Le había pedido a Cocteau que le escribiera una canción –recuerda Piaf en una entrevista también disponible en YouTube– y al poco tiempo, el escritor la citaba en su casa para proponerle esta letanía de un amor no correspondido. O mejor dicho, por la no correspondencia entre esas dos funciones del amante y el amado. O entre la posesión y la poseída. Cocteau, además, llevaba al extremo más morboso ese respeto absoluto al ejercicio autobiográfico que tienen todas las canciones del repertorio Piaf. Aquí LA MUJER es cantante y desafortunada en el amor. Siempre abandonada (aunque sea ella la que se agote de callejeros y rufianes o celebridades como Marlon Brando, Yves Montand, Charles Aznavour, Georges Moustaki), el actor elegido para hacer de amante fue Paul Meurisse, que ¡oh casualidad! era también partenaire de Piaf en la vida real. La pareja, en una versión muy premium de lo que hoy conocemos como el show de los yoes, iba a mostrar o al menos representar ante París el desbarranco de la relación.

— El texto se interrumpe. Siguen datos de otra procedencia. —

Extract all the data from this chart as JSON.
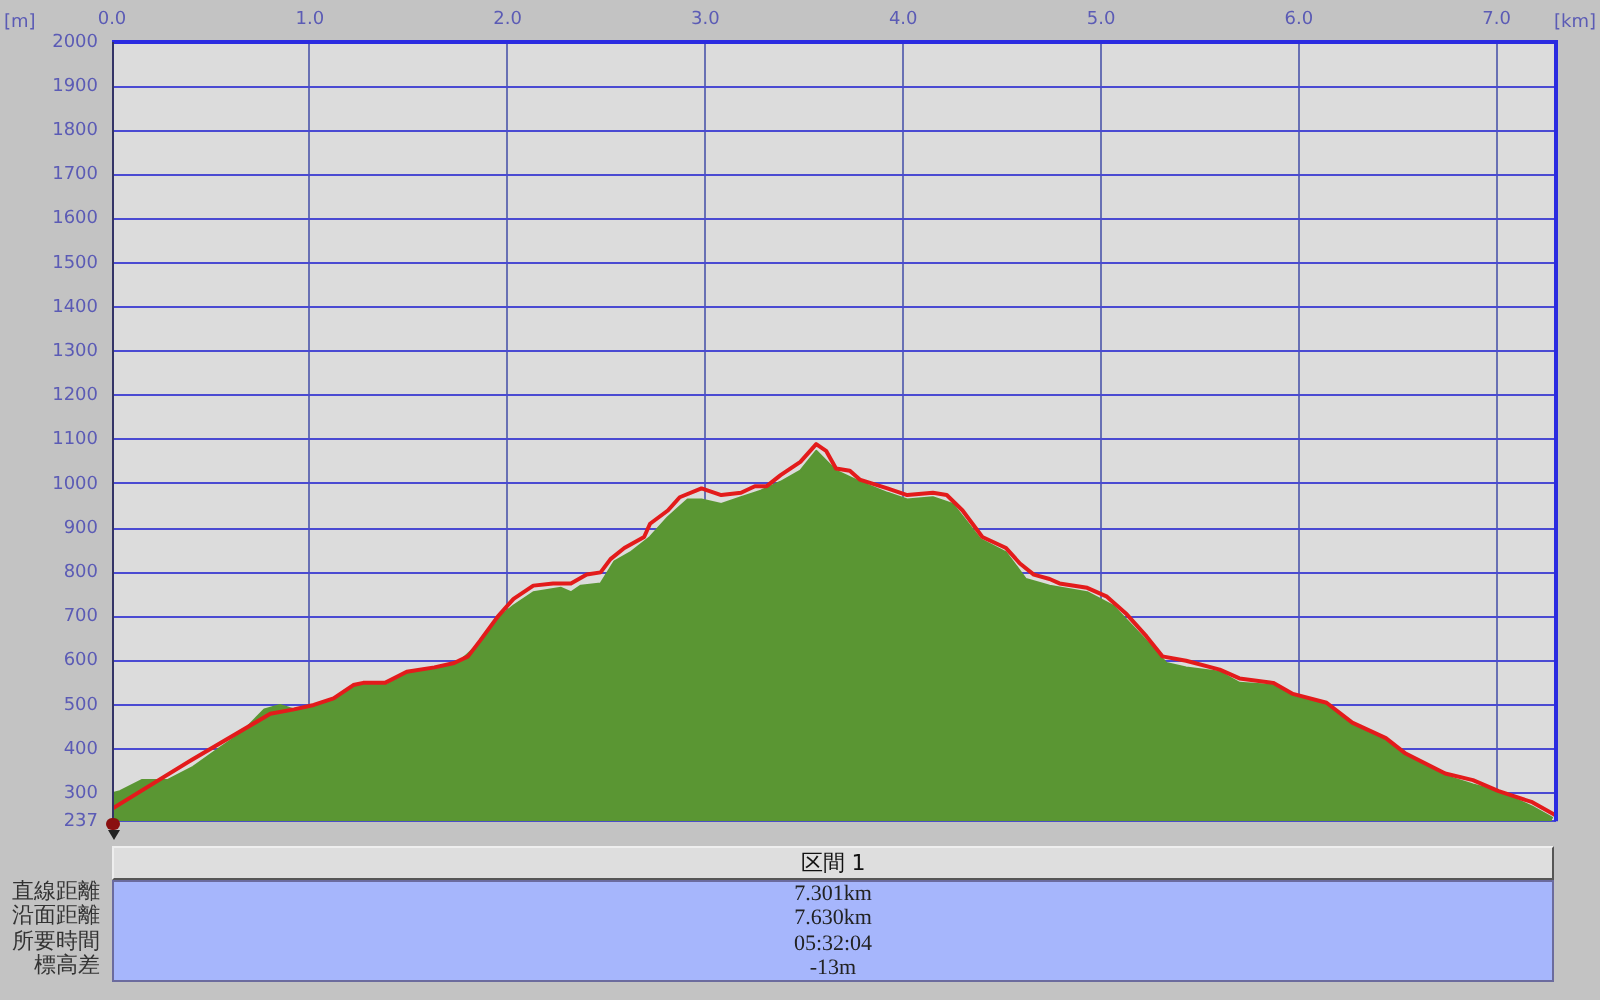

“La noche de estreno se aprende a hablar, se pone una de pie”, escribe Camila en su muro anunciando el estreno. En otras declaraciones impone sin perder el humor el giro autobiográfico: “Me encanta hacer personajes de minas sufridas por amor, porque yo he sufrido mucho por amor. Entonces aprovecho y no pago terapia”. Lo cierto es que su prontuario artístico, que comienza con Camille Claudel, sigue con Tita Merello y Billie Holliday (en la obra Llorame un río) y promete continuar con Frida Kalho, la señalan como una cazadora serial de grandes mujeres. Devoradora de vidas espectaculares y confesa fanática de Edith Piaf (“para mí, leer, escuchar un disco o escribir es lo que para otras travestis las siliconas”, bromea) descubrió la existencia de El bello indiferente al verla citada al pasar en una biografía. Allí buscó a Javier van de Couter, su director fetiche, y ambos fueron al hallazgo del bello. En las biografías que se han escrito sobre Cocteau, la Piaf aparece fugazmente a raíz de esta obra, para ser rescatada de un bajón de popularidad en los años ’50 gracias a un artículo elogioso y para morirse primero, provocándole al escritor un infarto y unas últimas palabras tan estridentes como conjeturales: “El barco se acaba de hundir...” Si hubo amistad, amor extraño o bella indiferencia, no ha sido registrado. Esta versión argentina de la pieza que los unió consigue resucitar voces y silencios, y constuir arbitrariamente diálogos imaginarios. “Por un momento tan solo, entiendo el sentido de mi vida./ Escribir el drama que me honra, con la delicada monstruosidad de mi existencia”, dice Camila en su poema. Y entonces, Cocteau, desde la oscuridad del año 1947 (mucho más densa que la de estos días), se siente impelido a responderle: “A fin de cuentas, todo se arregla, salvo la dificultad de ser, que no se arregla”. Después de todo, él no era bello y tampoco indiferente.